では、どうすればいいのか。まず、予防に目を向けることだ。運動、食事、社会的つながり、知的刺激 - これらは確実に効果がある。そして、もし診断を受けたら?「奇跡の薬」ではなく、家族との時間、尊厳ある生活、そして真実に基づいた選択を大切にすることだ—そして、これが、この本に書かれてあることの限界でもある。
最後に:医療産業複合体と情報戦争の現実
本書が暴露したアルツハイマー研究の大規模不正は、私にとって特別な意味を持つ。長年にわたってアルツハイマー病治療の調査研究に膨大な時間を投資し、実践的な対処法を構築してきた立場から言えば、「現行の認知症医療が信頼できないなら、どう対処すべきか」という問いは極めて重い。
詳細な治療戦略を本稿で展開することは適切ではないが、基本的な問題構造は明確である。アミロイド仮説をめぐる研究不正は、医療界全体に蔓延する構造的腐敗の一例に過ぎない。この認識は、あらゆる治療選択において医療権威への盲従を避け、常に批判的検証を怠らない姿勢の必要性を示している。
重要なのは、この腐敗構造を理解することで、多くの治療選択肢について「近似解」を発見できるという事実である。しかも、これらの解決策の多くは経済的に入手可能であり、実行の困難さは技術的なものではない。
具体例を挙げよう。mRNAワクチンの拒否は困難だっただろうか?確かに社会的圧力や職場での強制など、困難な状況に直面した人も多い。しかし、それは3時間以内でフルマラソンを完走するような身体的不可能さとは本質的に異なる。
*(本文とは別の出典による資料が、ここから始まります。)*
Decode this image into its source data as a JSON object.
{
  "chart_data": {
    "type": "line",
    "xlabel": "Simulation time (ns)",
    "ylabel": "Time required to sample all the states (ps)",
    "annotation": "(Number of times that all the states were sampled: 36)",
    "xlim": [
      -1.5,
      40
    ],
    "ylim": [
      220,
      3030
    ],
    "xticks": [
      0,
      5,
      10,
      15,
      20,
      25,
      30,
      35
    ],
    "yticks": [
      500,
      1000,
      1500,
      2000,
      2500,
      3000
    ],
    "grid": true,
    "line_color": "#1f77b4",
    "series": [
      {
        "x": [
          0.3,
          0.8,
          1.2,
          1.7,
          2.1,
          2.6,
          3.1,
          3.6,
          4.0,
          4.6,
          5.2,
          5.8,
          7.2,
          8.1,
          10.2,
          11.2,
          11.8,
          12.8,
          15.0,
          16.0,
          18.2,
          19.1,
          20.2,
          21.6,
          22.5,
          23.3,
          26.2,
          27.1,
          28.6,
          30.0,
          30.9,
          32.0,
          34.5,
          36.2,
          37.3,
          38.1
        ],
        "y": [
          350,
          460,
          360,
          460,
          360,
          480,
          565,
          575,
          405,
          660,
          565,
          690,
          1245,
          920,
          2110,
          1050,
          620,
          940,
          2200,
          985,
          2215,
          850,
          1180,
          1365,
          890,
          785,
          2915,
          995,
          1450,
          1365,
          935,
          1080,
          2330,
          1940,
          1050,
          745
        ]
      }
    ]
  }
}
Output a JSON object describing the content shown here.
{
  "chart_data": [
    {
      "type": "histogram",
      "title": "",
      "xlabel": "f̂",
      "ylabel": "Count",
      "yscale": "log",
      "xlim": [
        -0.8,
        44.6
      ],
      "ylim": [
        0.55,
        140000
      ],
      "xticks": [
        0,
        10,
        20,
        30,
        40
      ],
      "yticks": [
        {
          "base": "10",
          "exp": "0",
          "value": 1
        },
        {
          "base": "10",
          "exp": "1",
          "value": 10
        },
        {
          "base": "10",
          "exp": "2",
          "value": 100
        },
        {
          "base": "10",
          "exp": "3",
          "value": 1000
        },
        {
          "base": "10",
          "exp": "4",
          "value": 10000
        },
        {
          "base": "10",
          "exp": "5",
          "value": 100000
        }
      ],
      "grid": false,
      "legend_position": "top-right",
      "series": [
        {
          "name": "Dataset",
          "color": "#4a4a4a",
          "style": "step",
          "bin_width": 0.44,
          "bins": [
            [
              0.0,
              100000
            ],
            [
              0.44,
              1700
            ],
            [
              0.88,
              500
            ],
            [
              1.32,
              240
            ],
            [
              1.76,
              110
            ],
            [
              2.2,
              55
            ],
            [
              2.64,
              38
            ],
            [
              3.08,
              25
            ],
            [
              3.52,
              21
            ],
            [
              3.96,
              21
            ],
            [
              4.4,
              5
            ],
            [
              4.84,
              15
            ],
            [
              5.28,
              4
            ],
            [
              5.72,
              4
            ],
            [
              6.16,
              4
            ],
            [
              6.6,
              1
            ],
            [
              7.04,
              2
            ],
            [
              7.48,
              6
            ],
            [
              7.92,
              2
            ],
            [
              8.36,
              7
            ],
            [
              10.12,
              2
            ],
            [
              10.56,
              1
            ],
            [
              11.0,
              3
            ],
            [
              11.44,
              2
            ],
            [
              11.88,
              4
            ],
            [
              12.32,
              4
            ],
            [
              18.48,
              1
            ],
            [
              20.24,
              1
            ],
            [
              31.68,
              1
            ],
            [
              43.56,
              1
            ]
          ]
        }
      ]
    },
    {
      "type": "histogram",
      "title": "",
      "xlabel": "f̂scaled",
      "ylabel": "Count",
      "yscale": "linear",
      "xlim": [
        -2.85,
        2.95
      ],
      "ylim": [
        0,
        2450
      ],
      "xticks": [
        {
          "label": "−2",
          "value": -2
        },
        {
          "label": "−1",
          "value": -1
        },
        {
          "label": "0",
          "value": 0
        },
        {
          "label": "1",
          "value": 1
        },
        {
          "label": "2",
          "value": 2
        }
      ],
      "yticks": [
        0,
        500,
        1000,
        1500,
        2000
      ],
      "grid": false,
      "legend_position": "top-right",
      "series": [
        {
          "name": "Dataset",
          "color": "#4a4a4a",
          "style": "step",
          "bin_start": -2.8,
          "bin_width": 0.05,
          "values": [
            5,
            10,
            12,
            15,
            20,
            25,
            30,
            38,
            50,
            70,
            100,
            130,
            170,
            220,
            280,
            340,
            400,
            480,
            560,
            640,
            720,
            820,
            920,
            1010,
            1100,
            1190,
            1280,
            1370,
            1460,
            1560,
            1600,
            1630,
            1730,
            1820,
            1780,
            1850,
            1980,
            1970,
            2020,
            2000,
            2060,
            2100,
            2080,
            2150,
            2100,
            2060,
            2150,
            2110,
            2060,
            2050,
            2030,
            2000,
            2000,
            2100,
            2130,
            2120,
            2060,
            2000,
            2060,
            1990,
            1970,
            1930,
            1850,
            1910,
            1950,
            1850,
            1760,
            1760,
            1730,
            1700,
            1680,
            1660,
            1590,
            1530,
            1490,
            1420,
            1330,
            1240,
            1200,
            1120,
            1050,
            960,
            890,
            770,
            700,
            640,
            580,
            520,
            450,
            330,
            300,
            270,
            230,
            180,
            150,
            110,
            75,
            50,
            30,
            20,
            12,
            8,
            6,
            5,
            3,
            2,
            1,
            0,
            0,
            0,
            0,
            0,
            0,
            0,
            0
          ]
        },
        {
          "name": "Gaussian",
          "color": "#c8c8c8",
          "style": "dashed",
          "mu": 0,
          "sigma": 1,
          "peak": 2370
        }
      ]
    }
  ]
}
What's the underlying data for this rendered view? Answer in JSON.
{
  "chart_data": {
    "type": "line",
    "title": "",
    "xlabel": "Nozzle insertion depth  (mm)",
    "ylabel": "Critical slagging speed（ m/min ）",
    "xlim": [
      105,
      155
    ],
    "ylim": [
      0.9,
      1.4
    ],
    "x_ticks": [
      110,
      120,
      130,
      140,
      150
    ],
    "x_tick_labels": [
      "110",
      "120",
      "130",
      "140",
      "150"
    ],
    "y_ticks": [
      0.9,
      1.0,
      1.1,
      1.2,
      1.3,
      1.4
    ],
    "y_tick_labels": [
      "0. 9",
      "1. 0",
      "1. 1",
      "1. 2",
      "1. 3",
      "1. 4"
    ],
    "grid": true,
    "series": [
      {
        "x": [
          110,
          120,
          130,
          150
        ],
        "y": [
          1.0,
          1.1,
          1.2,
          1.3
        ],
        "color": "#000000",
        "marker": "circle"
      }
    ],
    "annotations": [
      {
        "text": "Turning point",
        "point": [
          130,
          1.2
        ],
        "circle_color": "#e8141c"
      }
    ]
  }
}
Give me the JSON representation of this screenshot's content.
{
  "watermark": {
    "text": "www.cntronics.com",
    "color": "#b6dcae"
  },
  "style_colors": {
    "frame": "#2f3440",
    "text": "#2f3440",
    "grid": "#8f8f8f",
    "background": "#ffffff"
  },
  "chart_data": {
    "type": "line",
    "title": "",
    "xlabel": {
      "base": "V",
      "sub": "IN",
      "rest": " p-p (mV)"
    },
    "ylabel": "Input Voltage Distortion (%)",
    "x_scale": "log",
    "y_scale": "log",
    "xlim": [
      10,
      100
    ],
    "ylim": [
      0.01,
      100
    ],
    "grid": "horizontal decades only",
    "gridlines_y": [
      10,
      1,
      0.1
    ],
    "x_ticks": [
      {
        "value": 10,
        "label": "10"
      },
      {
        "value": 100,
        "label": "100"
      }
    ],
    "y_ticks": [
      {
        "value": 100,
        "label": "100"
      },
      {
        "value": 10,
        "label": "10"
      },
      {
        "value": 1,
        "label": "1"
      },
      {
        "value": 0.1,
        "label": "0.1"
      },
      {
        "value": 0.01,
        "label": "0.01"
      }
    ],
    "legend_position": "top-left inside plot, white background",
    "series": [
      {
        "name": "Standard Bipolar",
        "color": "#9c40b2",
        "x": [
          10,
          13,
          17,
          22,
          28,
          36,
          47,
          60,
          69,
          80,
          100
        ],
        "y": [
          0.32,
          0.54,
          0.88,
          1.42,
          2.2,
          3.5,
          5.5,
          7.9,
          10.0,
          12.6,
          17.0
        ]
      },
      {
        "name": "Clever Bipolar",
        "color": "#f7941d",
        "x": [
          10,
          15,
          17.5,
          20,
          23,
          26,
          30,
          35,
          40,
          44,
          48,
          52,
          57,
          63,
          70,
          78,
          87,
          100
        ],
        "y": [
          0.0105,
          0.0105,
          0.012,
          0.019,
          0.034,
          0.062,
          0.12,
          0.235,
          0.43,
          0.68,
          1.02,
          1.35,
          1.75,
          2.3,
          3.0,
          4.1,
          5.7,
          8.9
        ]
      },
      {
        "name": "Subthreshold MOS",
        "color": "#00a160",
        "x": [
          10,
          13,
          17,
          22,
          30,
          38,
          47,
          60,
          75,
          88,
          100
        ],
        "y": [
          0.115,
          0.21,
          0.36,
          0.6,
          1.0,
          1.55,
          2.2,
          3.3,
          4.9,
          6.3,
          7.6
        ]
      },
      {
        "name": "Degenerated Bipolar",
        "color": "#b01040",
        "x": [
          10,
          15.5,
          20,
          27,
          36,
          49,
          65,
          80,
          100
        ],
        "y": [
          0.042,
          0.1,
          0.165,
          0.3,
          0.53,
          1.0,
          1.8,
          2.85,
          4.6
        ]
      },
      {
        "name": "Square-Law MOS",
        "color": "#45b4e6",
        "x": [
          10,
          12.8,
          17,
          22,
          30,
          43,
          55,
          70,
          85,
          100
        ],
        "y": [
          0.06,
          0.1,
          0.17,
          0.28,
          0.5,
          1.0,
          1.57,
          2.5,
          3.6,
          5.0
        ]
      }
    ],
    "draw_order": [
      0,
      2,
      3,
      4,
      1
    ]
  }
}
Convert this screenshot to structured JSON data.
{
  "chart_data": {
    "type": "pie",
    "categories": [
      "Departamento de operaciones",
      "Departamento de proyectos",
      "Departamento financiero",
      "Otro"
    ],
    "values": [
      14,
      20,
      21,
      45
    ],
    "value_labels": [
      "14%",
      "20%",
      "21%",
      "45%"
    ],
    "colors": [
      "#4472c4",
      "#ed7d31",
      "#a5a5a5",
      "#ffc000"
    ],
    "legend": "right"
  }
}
イベルメクチンの入手は困難だっただろうか?「個人輸入への不安」「副作用への懸念」を抱く人もいるだろう。だが、それは1000万円の薬剤を購入するような経済的不可能さではない。
これらの事例に共通するのは、実行そのものの困難さではなく、情報戦争の渦中で正確な情報を選別し、自律的判断を下す能力の問題である。膨大な偽情報と検閲に囲まれた環境で、真実に近い選択肢を見極め、自己決定権を行使する知的戦闘能力こそが問われている。
本書は、私たちが30年以上前から激烈な情報戦争の最前線に立たされているという現実を浮き彫りにしている。医療産業複合体と検閲産業複合体が結託した権力構造の中で、個人の生命と健康を守る戦いは、まさに認識論的・実存的な挑戦なのである。